Background: Timely diagnosis of ARVC is difficult as clinical findings may be subtle and nonspecific in early disease. The role of CMR is controversial owing to the absence of a standardized protocol, insufficient experience with the modality, and inherent difficulties in imaging the right ventricle.
Methods: Comprehensive CMR examination was performed in 232 patients undergoing evaluation for suspected ARVC. CMR outcomes were compared with: 1) prospective clinical diagnosis using Task Force guidelines, with and without the proposed modifications for familial ARVC; and 2) gene-carrier status in 35 individuals from genotyped families.

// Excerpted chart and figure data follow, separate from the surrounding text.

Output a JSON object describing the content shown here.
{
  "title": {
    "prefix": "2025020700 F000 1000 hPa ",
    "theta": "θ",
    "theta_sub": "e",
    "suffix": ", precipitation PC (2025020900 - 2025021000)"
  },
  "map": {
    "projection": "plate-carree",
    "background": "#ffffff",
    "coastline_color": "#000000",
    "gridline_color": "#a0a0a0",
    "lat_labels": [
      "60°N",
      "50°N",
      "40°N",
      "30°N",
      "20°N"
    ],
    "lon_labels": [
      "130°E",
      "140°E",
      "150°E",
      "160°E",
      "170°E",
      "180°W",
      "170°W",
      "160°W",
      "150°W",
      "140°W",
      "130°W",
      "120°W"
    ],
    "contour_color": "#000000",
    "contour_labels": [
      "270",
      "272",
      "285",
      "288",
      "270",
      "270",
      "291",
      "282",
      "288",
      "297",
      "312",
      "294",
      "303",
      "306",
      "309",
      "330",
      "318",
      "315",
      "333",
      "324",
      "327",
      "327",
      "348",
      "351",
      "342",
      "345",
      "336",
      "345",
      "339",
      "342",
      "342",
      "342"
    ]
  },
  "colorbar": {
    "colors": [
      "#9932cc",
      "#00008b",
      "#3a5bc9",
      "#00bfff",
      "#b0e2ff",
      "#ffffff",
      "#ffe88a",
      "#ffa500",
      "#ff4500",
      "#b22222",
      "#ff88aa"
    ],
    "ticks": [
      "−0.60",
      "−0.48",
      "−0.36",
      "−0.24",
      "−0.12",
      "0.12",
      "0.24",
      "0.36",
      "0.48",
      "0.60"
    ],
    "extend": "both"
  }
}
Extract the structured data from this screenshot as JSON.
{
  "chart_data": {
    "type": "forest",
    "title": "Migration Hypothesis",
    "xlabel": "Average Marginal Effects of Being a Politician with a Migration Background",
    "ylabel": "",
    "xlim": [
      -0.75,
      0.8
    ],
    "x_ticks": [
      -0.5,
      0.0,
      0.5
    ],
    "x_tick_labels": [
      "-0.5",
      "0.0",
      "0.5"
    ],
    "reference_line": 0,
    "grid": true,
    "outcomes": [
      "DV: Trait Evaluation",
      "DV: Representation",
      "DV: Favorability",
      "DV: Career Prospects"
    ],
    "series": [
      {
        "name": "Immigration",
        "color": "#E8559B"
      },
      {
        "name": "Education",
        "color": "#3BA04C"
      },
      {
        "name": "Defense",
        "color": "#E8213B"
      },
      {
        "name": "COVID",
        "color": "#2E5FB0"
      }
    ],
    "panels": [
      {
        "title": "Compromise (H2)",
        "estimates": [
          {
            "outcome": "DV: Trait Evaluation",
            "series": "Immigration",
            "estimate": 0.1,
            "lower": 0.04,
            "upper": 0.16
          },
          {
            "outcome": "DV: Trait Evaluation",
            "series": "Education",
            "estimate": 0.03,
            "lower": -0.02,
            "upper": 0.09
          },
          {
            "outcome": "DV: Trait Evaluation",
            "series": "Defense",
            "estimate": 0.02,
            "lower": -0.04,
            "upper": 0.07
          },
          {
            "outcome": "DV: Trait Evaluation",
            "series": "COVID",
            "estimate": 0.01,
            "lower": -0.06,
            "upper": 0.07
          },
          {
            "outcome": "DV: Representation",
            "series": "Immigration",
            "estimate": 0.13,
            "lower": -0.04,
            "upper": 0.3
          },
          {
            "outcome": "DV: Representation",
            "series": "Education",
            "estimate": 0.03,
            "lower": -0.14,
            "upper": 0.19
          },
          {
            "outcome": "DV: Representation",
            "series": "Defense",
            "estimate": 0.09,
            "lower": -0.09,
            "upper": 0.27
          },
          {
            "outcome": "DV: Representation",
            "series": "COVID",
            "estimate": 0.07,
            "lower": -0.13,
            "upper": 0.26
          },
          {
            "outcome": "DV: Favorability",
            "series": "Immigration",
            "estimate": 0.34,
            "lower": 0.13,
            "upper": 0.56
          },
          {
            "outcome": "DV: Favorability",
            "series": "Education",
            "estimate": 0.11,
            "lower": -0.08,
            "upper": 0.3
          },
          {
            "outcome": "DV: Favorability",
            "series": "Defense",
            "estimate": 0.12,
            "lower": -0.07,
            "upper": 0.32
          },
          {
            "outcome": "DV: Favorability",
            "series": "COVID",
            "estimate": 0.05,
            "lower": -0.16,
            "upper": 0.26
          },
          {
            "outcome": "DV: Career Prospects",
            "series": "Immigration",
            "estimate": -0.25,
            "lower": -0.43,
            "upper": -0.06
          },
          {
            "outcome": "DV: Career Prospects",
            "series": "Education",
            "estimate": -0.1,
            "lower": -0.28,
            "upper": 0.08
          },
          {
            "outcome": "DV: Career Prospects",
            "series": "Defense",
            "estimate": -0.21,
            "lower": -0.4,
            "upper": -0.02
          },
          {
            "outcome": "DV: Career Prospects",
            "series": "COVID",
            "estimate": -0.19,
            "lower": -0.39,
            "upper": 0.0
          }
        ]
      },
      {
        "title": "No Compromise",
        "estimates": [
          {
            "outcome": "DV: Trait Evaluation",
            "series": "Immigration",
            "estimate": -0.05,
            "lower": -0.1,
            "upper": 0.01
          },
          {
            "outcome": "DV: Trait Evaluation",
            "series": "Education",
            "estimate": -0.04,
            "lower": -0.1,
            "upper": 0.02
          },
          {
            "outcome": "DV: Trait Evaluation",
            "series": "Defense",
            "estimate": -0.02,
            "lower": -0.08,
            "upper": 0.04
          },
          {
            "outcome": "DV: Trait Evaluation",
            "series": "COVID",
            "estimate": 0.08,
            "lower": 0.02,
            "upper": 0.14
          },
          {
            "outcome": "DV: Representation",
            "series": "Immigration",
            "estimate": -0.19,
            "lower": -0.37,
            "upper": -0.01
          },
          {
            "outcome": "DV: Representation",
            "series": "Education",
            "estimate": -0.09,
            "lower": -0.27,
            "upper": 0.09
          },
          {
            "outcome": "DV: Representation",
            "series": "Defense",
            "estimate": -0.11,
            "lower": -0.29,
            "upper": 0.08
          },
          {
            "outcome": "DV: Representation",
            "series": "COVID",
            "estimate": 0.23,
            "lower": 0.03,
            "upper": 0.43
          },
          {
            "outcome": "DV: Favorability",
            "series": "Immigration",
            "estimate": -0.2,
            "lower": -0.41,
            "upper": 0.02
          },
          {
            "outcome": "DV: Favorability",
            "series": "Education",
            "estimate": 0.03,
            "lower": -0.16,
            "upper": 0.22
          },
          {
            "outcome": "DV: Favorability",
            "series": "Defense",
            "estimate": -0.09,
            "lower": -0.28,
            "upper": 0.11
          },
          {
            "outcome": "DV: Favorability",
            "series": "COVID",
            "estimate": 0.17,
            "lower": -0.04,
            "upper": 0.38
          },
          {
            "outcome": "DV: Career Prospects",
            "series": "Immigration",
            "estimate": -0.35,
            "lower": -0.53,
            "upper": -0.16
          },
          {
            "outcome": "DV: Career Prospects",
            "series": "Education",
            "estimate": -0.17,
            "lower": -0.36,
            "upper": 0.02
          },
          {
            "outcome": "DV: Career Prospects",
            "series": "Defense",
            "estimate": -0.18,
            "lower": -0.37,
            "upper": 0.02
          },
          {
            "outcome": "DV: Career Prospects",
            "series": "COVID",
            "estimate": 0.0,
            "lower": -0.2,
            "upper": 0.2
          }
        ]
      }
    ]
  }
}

Results: CMR studies were positive in all 64 patients who prospectively fulfilled Task Force criteria, resulting in 100% sensitivity. Specificity in relation to Task Force criteria was low (29%). Of the 119 apparent false positives detected by CMR, however, 63 fulfilled modified diagnostic criteria for familial ARVC and 7 were obligate gene carriers, suggesting that CMR frequently identifies individuals with early disease, in whom Task Force criteria are relatively insensitive. This was borne out by evaluation of genotyped individuals (26 gene-positive and 9 gene-negative), in whom CMR had a sensitivity of 96% and a specificity of 78%.
Conclusions: CMR is a valuable component of the diagnostic workup for ARVC when performed with a dedicated protocol by specialists with experience in analysis of volumes, right ventricular wall motion, and delayed-enhancement imaging.